– Как угодно, – ответил я. – Только по-моему у подоконника на полу осколки градусника.
Кнопф свернул голову на сторону, вернул ее в нормальное положение и серьезно проговорил:
– У тебя, Александр, хватка. Только Ксаверию сейчас не до ртути. Ты в нем зверя-то лучше не буди. Вот он тебя ждет, а ему прежде про ключик расскажу. Нашел ты его, дескать, вот тут. – Он указал на эмалированную плошку, где тускло отсвечивали разнокалиберные стальные лезвия. – Его тут и не увидеть. А у меня к тому же – астигматизм.

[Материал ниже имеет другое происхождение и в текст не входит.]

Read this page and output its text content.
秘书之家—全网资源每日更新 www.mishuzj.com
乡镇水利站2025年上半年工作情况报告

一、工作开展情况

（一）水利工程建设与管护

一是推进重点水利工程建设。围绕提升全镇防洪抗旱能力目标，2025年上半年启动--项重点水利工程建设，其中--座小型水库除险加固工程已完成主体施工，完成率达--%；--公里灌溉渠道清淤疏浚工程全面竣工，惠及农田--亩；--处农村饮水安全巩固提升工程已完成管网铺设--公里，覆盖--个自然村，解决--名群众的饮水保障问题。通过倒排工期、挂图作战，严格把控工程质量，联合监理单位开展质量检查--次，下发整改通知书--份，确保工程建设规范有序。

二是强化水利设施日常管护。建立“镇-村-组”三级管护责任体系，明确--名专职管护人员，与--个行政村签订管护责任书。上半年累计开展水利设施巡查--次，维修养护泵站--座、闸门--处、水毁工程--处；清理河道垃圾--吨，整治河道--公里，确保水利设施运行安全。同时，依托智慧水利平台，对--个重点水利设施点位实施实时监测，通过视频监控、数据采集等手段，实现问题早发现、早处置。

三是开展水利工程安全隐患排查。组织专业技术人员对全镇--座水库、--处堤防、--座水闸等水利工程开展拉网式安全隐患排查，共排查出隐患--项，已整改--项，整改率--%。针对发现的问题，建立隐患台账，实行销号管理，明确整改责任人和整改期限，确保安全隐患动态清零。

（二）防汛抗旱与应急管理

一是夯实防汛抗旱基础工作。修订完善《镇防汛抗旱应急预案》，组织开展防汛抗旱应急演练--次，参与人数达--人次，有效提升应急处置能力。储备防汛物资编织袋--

Кнопф ожил, гоголем прошелся вдоль медицинских шкафиков, но, заслышав новый звон, опрометью выскочил в коридор. На этот раз я уселся за стол Воловатого и, чтобы скоротать время раскрыл блокнот. Очень жаль, что я не успел познакомиться с доктором до того, как Анатолий огрел его своей чудовищной тростью! На этих замусолившихся, закрутившихся по углам страничках оказались все, кто имел неосторожность хоть раз обратиться к доктору Воловатому. Насколько я успел понять нравы этого пансиона, доктор был человек отчаянный. Узнай о его мемуарах Кнопф или Алиса, и Воловатому было бы несдобровать. Но углубиться в чтение я не успел. В вестибюле зацокали Алисины каблуки, и я проворно спрятал блокнот под свитер.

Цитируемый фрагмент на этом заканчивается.